Wir vergleichen die Vor- und Nachteile beider Varianten. Damit bist du in der Lage, eine fundierte Entscheidung in der Frage eigener Server oder Cloud zu treffen. Außerdem sehen wir uns pixx.io als Praxisbeispiel für eine Cloud-Lösung an.

Was ist Cloud Computing?

Unter Cloud Computing versteht man vereinfacht gesagt IT-Ressourcen, die ein Cloud-Anbieter dir bedarfsabhängig über das Internet zur Verfügung stellt und sich dafür nutzungsabhängig bezahlen lässt.
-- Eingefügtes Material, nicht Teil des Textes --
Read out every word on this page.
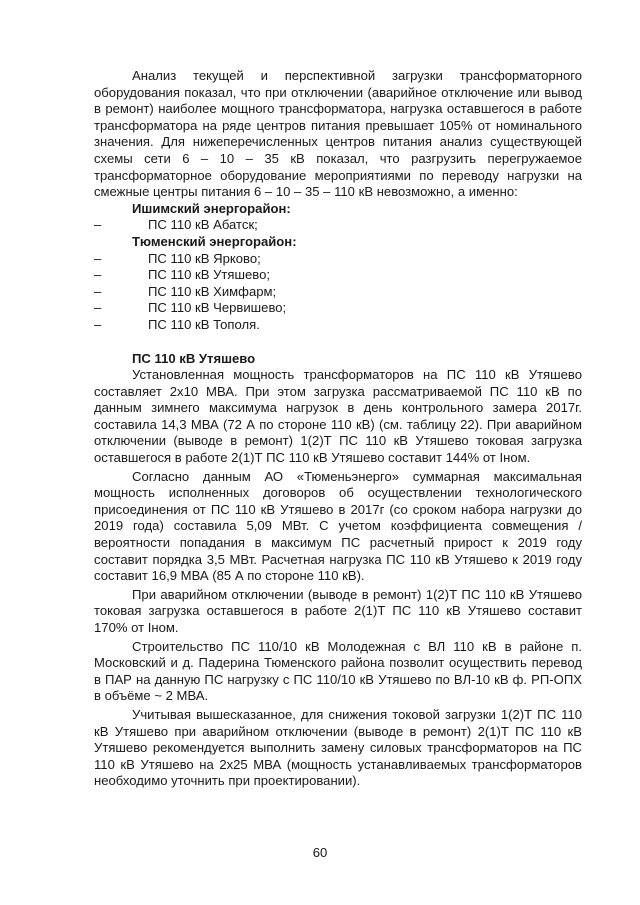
Анализ текущей и перспективной загрузки трансформаторного оборудования показал, что при отключении (аварийное отключение или вывод в ремонт) наиболее мощного трансформатора, нагрузка оставшегося в работе трансформатора на ряде центров питания превышает 105% от номинального значения. Для нижеперечисленных центров питания анализ существующей схемы сети 6 – 10 – 35 кВ показал, что разгрузить перегружаемое трансформаторное оборудование мероприятиями по переводу нагрузки на смежные центры питания 6 – 10 – 35 – 110 кВ невозможно, а именно:

Ишимский энергорайон:
–	ПС 110 кВ Абатск;
Тюменский энергорайон:
–	ПС 110 кВ Ярково;
–	ПС 110 кВ Утяшево;
–	ПС 110 кВ Химфарм;
–	ПС 110 кВ Червишево;
–	ПС 110 кВ Тополя.
ПС 110 кВ Утяшево

Установленная мощность трансформаторов на ПС 110 кВ Утяшево составляет 2х10 МВА. При этом загрузка рассматриваемой ПС 110 кВ по данным зимнего максимума нагрузок в день контрольного замера 2017г. составила 14,3 МВА (72 А по стороне 110 кВ) (см. таблицу 22). При аварийном отключении (выводе в ремонт) 1(2)Т ПС 110 кВ Утяшево токовая загрузка оставшегося в работе 2(1)Т ПС 110 кВ Утяшево составит 144% от Iном.

Согласно данным АО «Тюменьэнерго» суммарная максимальная мощность исполненных договоров об осуществлении технологического присоединения от ПС 110 кВ Утяшево в 2017г (со сроком набора нагрузки до 2019 года) составила 5,09 МВт. С учетом коэффициента совмещения / вероятности попадания в максимум ПС расчетный прирост к 2019 году составит порядка 3,5 МВт. Расчетная нагрузка ПС 110 кВ Утяшево к 2019 году составит 16,9 МВА (85 А по стороне 110 кВ).

При аварийном отключении (выводе в ремонт) 1(2)Т ПС 110 кВ Утяшево токовая загрузка оставшегося в работе 2(1)Т ПС 110 кВ Утяшево составит 170% от Iном.

Строительство ПС 110/10 кВ Молодежная с ВЛ 110 кВ в районе п. Московский и д. Падерина Тюменского района позволит осуществить перевод в ПАР на данную ПС нагрузку с ПС 110/10 кВ Утяшево по ВЛ-10 кВ ф. РП-ОПХ в объёме ~ 2 МВА.

Учитывая вышесказанное, для снижения токовой загрузки 1(2)Т ПС 110 кВ Утяшево при аварийном отключении (выводе в ремонт) 2(1)Т ПС 110 кВ Утяшево рекомендуется выполнить замену силовых трансформаторов на ПС 110 кВ Утяшево на 2х25 МВА (мощность устанавливаемых трансформаторов необходимо уточнить при проектировании).

60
Wenn es dabei um Software geht, zum Beispiel dein Digital Asset Management (DAM) spricht man von Software as a Service (SaaS).

Deine Software läuft beim Cloud Computing nicht auf deinen eigenen Servern, die du in einem physischen Rechenzentrum verwalten, warten und unterhalten müsstest. Stattdessen nutzt du die Infrastruktur von Cloud-Anbietern. Wann immer die Rechenleistung an ihre Grenzen stößt oder du mehr Speicherplatz benötigst, lassen sich diese einfach und flexibel erweitern. Bekannte Beispiele für Cloud Computing sind Google Drive oder OneDrive.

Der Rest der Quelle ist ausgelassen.